Other functions include licensing of bicycles, trucks (other than mechanically-propelled trucks), canoes, wheel barrows and carts; establishment, maintenance and regulation of slaughter houses, slaughter slabs, markets, motor parks and public conveniences; construction and maintenance of roads, streets, street lightings, drains and other public highways, parks, gardens, open spaces, or such public facilities as maybe prescribed from time to time by the House of Assembly of a State.

Apart from these exclusive functions, the function of local governments shall include participation of such councils in the government of a state as respects the following matters: the provision and maintenance of primary, adult and vocational education; the development of agriculture and natural resources other than the exploitation of minerals; the provision and maintenance of health services; and such other functions as may be conferred on a local government Council by the House of Assembly of the state.

Going by the letter and spirit of the Fourth Schedule of 1999 constitution, the third tier of government has the responsibility to collect taxes within its jurisdictions and in turn provides basic amenities to the rural people.

It is not surprising therefore that the Hon. Abdullahi Adamu Candido-led Abuja Municipal Area Council, AMAC, has come up with myriads of taxable and un-taxable items in markets and other public places within his domain aimed at raising the revenue profile of the council.

Since assumption of office over a year ago, traders in AMAC are confronted with different ticketing and taxes on various commodities including tuber of yams before the authorities could allow a trader to sell in any designated AMAC-owned market.

The administration has also made several efforts to reintroduce the failed "Park & Pay" for motorists plying roads within the municipality.
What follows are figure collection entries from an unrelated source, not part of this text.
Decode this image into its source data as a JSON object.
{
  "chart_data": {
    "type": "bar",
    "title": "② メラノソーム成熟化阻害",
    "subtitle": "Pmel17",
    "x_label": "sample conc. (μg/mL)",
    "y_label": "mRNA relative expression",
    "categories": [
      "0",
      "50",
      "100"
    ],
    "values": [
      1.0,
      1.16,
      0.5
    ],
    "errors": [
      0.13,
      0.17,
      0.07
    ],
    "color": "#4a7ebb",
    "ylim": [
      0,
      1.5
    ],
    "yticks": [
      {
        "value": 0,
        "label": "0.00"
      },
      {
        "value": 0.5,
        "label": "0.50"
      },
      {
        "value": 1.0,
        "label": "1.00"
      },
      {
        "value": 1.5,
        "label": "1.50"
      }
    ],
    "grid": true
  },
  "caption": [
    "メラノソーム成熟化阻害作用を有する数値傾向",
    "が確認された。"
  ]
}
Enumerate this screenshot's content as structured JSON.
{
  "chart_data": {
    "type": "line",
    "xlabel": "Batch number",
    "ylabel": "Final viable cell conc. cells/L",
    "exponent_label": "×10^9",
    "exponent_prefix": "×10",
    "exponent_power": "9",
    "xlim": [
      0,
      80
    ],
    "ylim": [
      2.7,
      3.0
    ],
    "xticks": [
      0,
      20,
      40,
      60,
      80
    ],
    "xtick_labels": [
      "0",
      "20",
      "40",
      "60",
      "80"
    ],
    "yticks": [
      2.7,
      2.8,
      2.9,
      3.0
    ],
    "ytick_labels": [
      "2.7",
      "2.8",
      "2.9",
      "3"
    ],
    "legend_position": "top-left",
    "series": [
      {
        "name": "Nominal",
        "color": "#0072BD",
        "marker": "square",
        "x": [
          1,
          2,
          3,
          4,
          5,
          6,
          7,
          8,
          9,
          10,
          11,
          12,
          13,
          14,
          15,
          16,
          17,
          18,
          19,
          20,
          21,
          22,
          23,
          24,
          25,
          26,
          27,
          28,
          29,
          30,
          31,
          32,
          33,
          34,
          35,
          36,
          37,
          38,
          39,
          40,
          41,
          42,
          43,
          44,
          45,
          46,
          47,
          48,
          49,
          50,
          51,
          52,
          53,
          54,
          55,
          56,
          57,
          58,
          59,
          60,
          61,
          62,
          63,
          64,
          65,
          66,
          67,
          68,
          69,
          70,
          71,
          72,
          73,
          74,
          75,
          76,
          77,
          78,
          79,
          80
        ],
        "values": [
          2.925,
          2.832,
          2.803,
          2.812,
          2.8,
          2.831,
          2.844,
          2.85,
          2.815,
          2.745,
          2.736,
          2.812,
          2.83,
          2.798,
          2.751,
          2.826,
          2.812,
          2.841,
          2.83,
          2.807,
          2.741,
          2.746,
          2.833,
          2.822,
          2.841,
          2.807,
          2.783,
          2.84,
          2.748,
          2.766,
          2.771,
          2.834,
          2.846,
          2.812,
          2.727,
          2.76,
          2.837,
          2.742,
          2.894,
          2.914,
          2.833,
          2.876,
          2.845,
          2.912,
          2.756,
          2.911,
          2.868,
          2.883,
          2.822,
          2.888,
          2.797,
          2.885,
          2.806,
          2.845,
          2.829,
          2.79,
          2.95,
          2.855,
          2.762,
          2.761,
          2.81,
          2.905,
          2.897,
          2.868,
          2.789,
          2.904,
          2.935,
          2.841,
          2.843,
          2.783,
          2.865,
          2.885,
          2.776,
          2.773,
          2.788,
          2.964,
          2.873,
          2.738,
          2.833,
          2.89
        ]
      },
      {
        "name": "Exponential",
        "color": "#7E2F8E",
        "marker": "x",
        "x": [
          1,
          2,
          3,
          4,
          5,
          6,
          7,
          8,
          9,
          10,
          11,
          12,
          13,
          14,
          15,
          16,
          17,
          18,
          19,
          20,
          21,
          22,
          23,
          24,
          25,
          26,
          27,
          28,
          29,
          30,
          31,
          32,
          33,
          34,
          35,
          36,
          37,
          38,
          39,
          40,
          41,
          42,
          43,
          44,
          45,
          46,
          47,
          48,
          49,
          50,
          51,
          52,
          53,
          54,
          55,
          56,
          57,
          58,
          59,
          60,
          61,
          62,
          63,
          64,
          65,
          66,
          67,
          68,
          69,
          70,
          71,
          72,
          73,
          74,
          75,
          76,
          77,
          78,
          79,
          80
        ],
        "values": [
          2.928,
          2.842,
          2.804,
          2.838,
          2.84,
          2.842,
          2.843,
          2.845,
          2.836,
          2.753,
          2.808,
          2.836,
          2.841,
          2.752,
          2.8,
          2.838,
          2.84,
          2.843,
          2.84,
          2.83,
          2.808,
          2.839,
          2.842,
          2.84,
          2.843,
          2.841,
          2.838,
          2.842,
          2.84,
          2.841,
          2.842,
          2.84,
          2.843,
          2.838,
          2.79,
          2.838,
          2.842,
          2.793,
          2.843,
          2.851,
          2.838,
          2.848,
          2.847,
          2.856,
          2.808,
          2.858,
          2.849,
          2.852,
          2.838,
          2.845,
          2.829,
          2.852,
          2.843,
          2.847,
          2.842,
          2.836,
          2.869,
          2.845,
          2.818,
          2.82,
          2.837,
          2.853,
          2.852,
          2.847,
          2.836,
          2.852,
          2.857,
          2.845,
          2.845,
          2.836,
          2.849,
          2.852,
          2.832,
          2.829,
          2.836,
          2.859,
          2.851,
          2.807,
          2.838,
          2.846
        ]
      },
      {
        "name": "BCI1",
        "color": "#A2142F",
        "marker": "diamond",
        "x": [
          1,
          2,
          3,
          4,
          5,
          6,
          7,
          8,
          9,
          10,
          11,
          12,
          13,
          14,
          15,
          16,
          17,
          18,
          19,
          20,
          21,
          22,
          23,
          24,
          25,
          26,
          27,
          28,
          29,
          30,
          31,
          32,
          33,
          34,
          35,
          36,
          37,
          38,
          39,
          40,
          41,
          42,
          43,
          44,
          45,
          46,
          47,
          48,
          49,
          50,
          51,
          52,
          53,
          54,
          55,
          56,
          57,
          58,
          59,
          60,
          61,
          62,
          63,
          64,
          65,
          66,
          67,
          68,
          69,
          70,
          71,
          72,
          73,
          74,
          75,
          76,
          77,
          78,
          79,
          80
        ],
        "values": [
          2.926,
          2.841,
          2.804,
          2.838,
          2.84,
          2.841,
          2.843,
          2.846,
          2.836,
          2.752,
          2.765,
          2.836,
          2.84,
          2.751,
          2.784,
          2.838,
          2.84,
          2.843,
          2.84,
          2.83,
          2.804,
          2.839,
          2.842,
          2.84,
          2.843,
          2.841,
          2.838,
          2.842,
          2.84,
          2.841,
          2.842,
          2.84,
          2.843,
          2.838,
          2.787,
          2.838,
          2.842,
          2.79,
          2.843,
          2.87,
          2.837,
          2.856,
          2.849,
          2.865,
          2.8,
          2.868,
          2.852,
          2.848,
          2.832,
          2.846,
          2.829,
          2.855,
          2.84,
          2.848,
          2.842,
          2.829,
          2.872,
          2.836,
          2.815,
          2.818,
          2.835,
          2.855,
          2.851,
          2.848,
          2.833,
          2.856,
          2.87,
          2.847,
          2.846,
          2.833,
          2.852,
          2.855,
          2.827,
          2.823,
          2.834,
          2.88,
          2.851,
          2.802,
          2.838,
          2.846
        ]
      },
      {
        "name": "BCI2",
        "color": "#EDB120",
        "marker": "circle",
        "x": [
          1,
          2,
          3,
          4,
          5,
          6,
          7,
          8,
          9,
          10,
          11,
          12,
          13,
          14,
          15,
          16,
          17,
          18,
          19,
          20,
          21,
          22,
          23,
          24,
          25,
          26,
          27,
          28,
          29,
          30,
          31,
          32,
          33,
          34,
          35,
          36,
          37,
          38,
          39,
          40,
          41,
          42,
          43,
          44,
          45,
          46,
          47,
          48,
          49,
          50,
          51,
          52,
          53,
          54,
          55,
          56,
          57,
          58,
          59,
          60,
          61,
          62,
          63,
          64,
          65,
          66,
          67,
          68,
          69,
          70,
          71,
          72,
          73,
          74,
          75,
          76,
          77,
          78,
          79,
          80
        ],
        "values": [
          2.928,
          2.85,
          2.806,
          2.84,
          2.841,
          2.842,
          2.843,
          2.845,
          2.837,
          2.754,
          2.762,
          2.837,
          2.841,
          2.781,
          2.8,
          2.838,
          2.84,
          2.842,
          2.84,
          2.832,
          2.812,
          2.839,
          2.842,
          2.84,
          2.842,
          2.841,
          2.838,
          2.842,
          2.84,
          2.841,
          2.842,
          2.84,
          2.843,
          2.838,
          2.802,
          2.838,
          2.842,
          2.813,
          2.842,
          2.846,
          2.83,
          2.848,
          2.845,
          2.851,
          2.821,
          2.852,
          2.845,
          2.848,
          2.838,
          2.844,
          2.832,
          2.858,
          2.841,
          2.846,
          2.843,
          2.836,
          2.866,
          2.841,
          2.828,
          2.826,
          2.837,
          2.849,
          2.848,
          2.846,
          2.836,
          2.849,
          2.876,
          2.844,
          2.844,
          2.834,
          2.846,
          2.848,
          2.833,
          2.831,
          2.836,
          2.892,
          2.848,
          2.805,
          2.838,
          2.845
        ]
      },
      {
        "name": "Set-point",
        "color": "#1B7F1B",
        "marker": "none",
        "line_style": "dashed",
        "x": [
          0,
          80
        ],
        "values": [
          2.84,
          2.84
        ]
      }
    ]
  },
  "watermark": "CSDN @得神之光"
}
However, the recent tax of N2, 000 as "Radio Clearance/Permit" by the management of Abuja Municipal Area Council has sparked off controversies among motorists and residents alike. In clear terms, this "Radio Clearance/Permit is alien to residents.

Residents in AMAC have observed with deep concern that most of the constitutional responsibilities of the Abuja Municipal Area Council have been taken over by either the Federal Capital Development Authority, FCDA, or Satellite Towns Development Department, STDD, in the areas of road construction and provision of other basic amenities including environmental sanitation of rural areas within the council.
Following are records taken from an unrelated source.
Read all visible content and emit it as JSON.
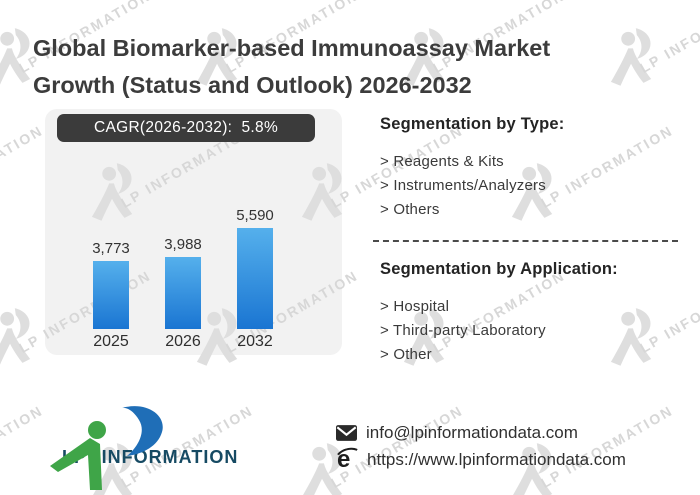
{
  "title": {
    "line1": "Global Biomarker-based Immunoassay Market",
    "line2": "Growth (Status and Outlook) 2026-2032"
  },
  "chart_data": {
    "type": "bar",
    "title": "CAGR(2026-2032):  5.8%",
    "categories": [
      "2025",
      "2026",
      "2032"
    ],
    "values": [
      3773,
      3988,
      5590
    ],
    "value_labels": [
      "3,773",
      "3,988",
      "5,590"
    ],
    "xlabel": "",
    "ylabel": "",
    "ylim": [
      0,
      5590
    ],
    "grid": false,
    "legend": "none",
    "bar_colors": {
      "top": "#55b0ec",
      "bottom": "#1a75d2"
    }
  },
  "segmentation_type": {
    "heading": "Segmentation by Type:",
    "items": [
      "> Reagents & Kits",
      "> Instruments/Analyzers",
      "> Others"
    ]
  },
  "segmentation_application": {
    "heading": "Segmentation by Application:",
    "items": [
      "> Hospital",
      "> Third-party Laboratory",
      "> Other"
    ]
  },
  "footer": {
    "logo_text": "LP INFORMATION",
    "email": "info@lpinformationdata.com",
    "website": "https://www.lpinformationdata.com"
  },
  "watermark": {
    "text": "LP INFORMATION"
  },
  "colors": {
    "badge_bg": "#3b3b3b",
    "panel_bg": "#f2f2f2",
    "bar_top": "#55b0ec",
    "bar_bottom": "#1a75d2",
    "logo_green": "#3fa548",
    "logo_blue": "#1f6eb7",
    "logo_text": "#164a63",
    "watermark_glyph": "#dedede",
    "watermark_text": "#d7d7d7",
    "title_text": "#3c3c3c",
    "body_text": "#333333"
  }
}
For example, all major engineering infrastructures in Maitama, Wuse, Garki, Asokoro and the Central Business District are provided by FCDA. On the other hand, the Satellite Towns Development Department provides rural roads in Karshi, Karu, Kuje, and other satellite towns within the municipality.

Therefore, it is imperative to draw the attention of the authorities in AMAC to note that the sudden charge on car stereo has led to face-off between vehicle owners and officials of the council, as motorists have observed that the development has exposed innocent citizens to untold hardship and harassment by AMAC officials.
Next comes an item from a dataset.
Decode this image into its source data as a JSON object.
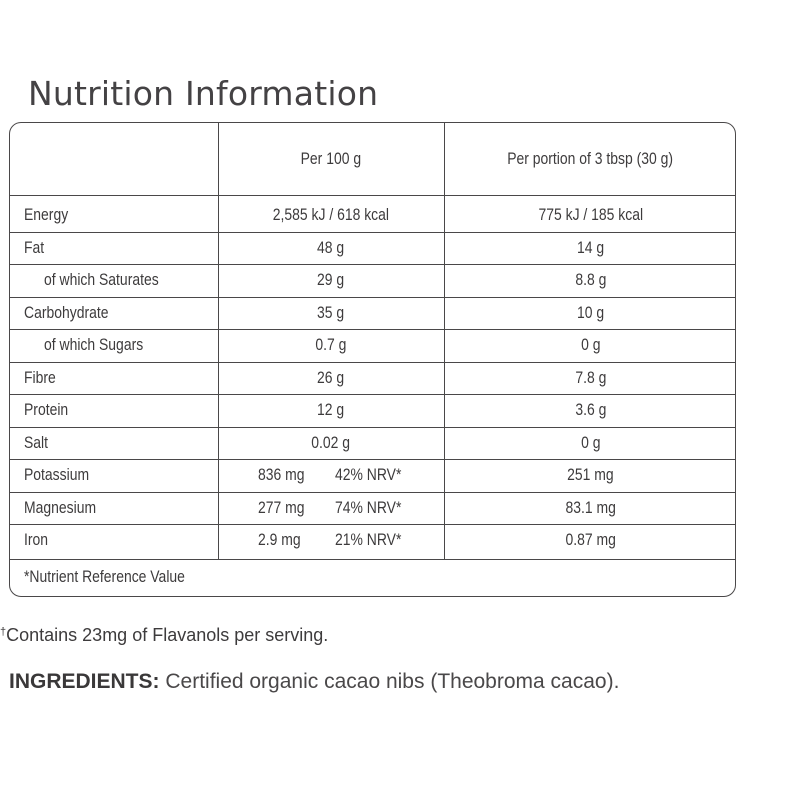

Some AMAC residents averred that the annual car radio clearance is ill-timed, coupled with the fact that the authorities in AMAC have failed to provide residents with necessary infrastructure to make life meaningful.

This verdict by the people should not be ignored by the authorities in AMAC because the council has failed woefully in these areas in providing services, amenities and projects to the people and communities which they serve.

While The Abuja Inquirer acknowledges the enormous demands with limited sources of revenue in AMAC, it has been observed with regret that the various internal sources are not fully exploited and accounted for.

There are a lot of leakages from these sources of internal revenue which tend to have negative impact on the finances of AMAC, hence the introduction of obnoxious taxes.

Those in AMAC should demonstrate prudence and accountability in contract awards and cease cutting corners and arbitrary virements on contracts sum.